Post an up-to-date list of emergency contact numbers. Social workers can easily make available a card of important resources, which can be lifesaving for many care persons. On the social worker line, I fill in my name and contact information so it is at the client’s fingertips before an emergency occurs. Nothing is more difficult than finding contact information during a crisis. Encourage care persons to fill in all contacts and post the list wherever it is most convenient and obvious, such as by the telephone or on the refrigerator. Posting it can be a helpful reminder that there are people available to help care persons whenever they are ready.

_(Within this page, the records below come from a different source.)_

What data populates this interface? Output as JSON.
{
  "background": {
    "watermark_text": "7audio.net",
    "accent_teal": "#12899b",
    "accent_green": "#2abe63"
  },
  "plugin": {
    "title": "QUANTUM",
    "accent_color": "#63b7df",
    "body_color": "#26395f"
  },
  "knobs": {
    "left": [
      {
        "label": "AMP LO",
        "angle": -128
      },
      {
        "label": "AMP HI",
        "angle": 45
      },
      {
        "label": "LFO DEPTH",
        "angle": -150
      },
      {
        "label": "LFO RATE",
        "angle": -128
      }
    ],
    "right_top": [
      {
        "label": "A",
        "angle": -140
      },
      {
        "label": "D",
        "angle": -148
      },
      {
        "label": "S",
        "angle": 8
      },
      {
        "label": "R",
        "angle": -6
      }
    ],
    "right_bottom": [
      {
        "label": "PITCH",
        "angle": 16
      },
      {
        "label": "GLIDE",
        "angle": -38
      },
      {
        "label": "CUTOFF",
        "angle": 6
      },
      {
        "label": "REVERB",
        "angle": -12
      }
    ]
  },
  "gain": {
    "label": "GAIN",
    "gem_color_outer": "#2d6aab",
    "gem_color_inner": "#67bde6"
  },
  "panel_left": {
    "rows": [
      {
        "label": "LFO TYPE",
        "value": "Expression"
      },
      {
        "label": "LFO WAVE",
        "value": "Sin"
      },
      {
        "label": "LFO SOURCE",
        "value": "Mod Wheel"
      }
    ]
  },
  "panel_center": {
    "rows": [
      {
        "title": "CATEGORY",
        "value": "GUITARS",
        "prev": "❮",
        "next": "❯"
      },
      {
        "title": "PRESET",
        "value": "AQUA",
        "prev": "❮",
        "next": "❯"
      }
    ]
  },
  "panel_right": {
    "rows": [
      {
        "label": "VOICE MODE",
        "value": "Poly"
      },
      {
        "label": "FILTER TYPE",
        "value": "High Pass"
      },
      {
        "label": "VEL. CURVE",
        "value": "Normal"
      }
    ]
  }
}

Post supportive notes around the house. Moment-to-moment reminders, such as inspirational phrases, quotations, reminders for self-care, and affirmations, helped many 24/7 care persons survive as they moved through their days. As they learned to post reminders for the person with dementia, they began posting notes to themselves all over their home—on mirrors, cabinets, television sets, toilet seats, counter spaces, bed posts—anywhere they would be sure to see them. They found these reminders caught them off guard and helped shift a tense or frustrating moment. Postings are easy for social workers to print and hand out with their contact information on the back. They are simple things that can open the care person, if even in a seemingly small way, toward the beautiful discovery that they are not alone.

‘Please Know How Important the Little Things Are’
The most important offer of support is to show the 24/7 care person on a regular basis that we as social workers truly care about her or him. Care persons say the most consistently successful ways social workers touch their hearts are with the so-called little things—a sincere note of appreciation, a compassionate smile with meaningful eye contact, or weekly telephone calls (even if that means leaving a message). One social work agency mails little care packages every few weeks, perhaps containing Kleenex (for tears), a Hershey’s kiss (for sweetness), and inspirational cards (including an “I need help” card).

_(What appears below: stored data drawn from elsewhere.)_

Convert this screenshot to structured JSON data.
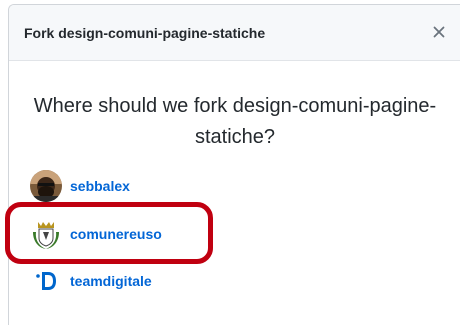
{
  "dialog": {
    "title": "Fork design-comuni-pagine-statiche",
    "close_icon": "close-icon",
    "question": "Where should we fork design-comuni-pagine-statiche?"
  },
  "owners": [
    {
      "name": "sebbalex",
      "avatar": "user-photo-avatar"
    },
    {
      "name": "comunereuso",
      "avatar": "coat-of-arms-avatar"
    },
    {
      "name": "teamdigitale",
      "avatar": "team-digitale-logo-avatar"
    }
  ],
  "colors": {
    "link": "#0366d6",
    "header_bg": "#f6f8fa",
    "highlight": "#c00010"
  }
}
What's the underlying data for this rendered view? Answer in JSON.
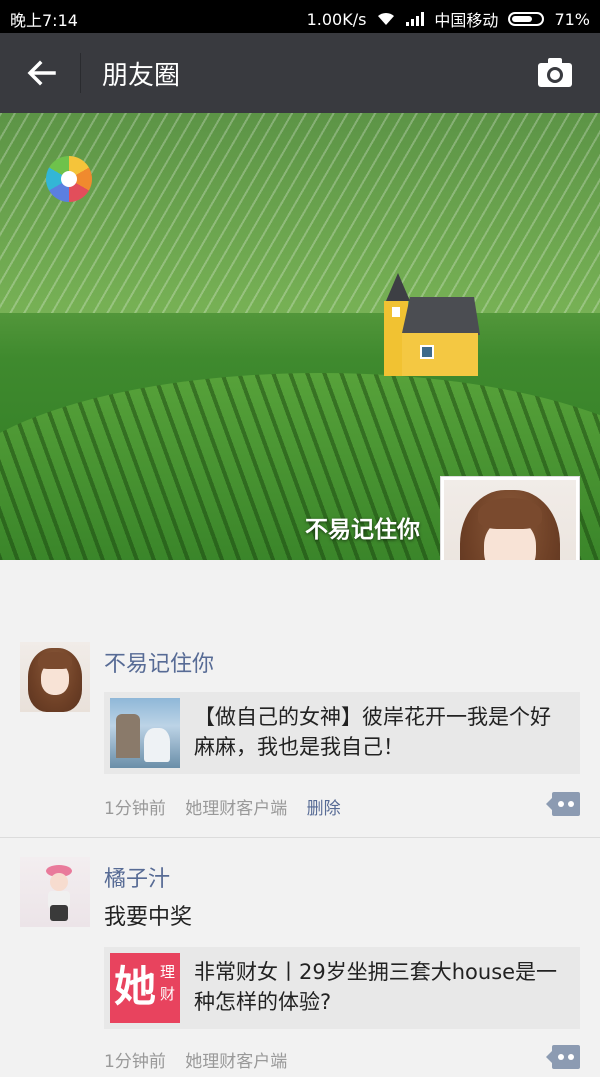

Social workers’ actions, particularly when consistent over time, let care persons know we are thinking of them and help them realize they are not alone. If they have turned down an offer of help or not promptly returned a phone call, our actions let them know we are not taking their distancing personally. After all, they are not rejecting us; they are just trying to keep it together. The last thing they need to do is take care of everyone else’s feelings.

‘Chunk It Down for Me!’
Social workers can certainly ask the care person if he or she has specific ideas as to what others can do to help. But if ideas are not flowing, we have a great opportunity to use our social work skills in facilitating family and community brainstorming. Then encourage others to gently offer some concrete services that the care person can accept or not. There are many tasks being juggled amidst the personal care. Care persons suggest that it is very helpful to be specific in offerings, such as providing a card that has the name of the person offering a service, what is being offered and when, and contact information.

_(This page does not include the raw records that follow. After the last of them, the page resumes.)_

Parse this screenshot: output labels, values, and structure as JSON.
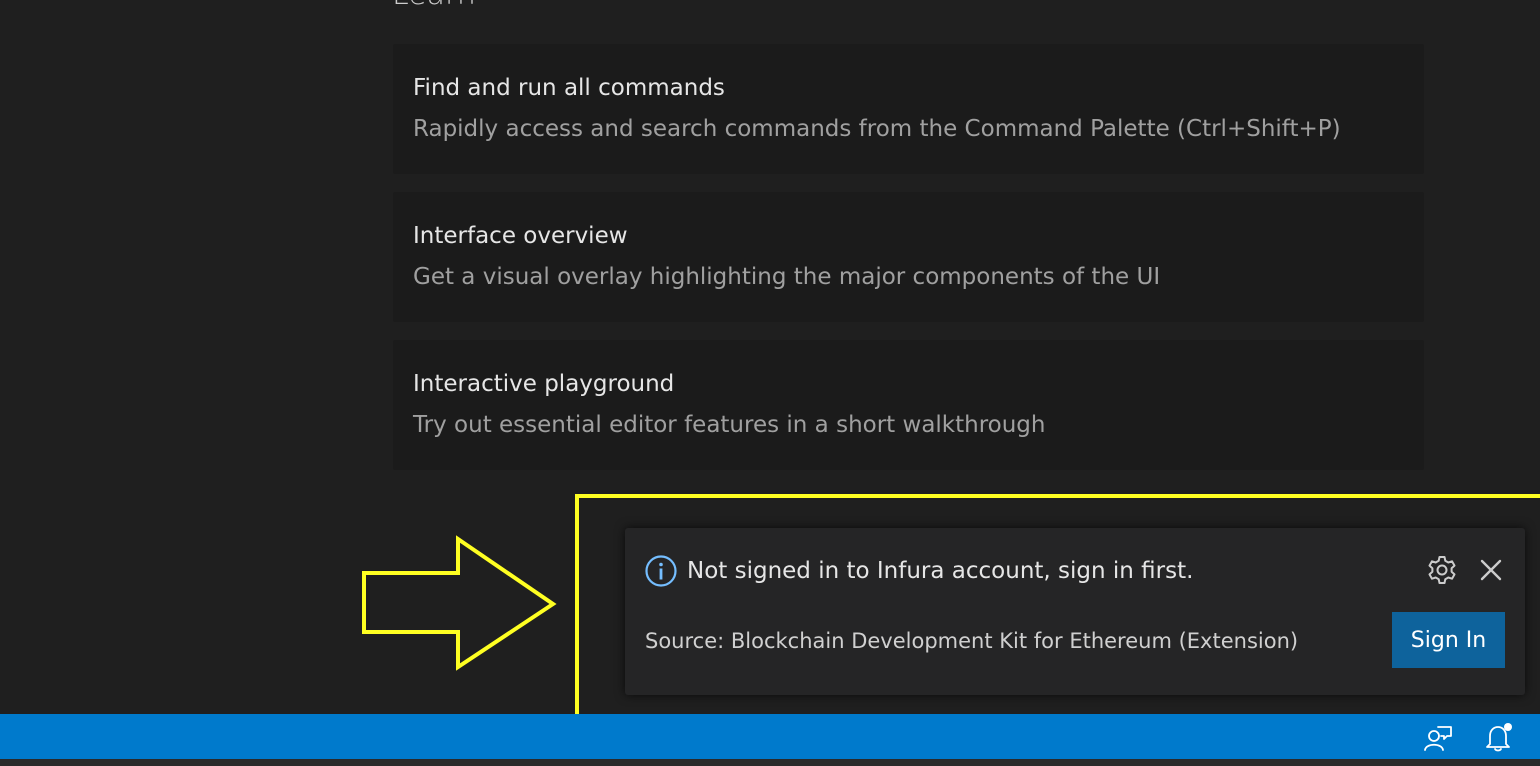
{
  "section": {
    "heading": "Learn"
  },
  "cards": [
    {
      "title": "Find and run all commands",
      "description": "Rapidly access and search commands from the Command Palette (Ctrl+Shift+P)"
    },
    {
      "title": "Interface overview",
      "description": "Get a visual overlay highlighting the major components of the UI"
    },
    {
      "title": "Interactive playground",
      "description": "Try out essential editor features in a short walkthrough"
    }
  ],
  "notification": {
    "icon": "info-icon",
    "message": "Not signed in to Infura account, sign in first.",
    "source": "Source: Blockchain Development Kit for Ethereum (Extension)",
    "action_label": "Sign In",
    "settings_icon": "gear-icon",
    "close_icon": "close-icon"
  },
  "annotation": {
    "arrow_color": "#ffff22",
    "box_color": "#ffff22"
  },
  "status_bar": {
    "color": "#007acc",
    "icons": [
      "feedback-icon",
      "bell-icon"
    ]
  }
}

‘It’s Really All About Touching My Heart’
In our quest to find how we as social workers can be maximally available and effective, the once overwhelmed stress that the quest may be less about doing to or for than it is about social workers opening their hearts to being with the 24/7 care person and the person who has dementia. By taking even the smallest steps, and encouraging others to do the same, toward exploring the world of care persons and those with dementia, we can show how we are opening our hearts and demonstrating, in ways we may not yet see, that there is hope—hope that together we may be able to end the isolation and create a more compassionate, supportive network of care for everyone.

— Nancy Pearce, MS, MSW, LISW, specializes in dementia care and is the author of Inside Alzheimer’s: How to Hear and Honor Connections With a Person Who Has Dementia.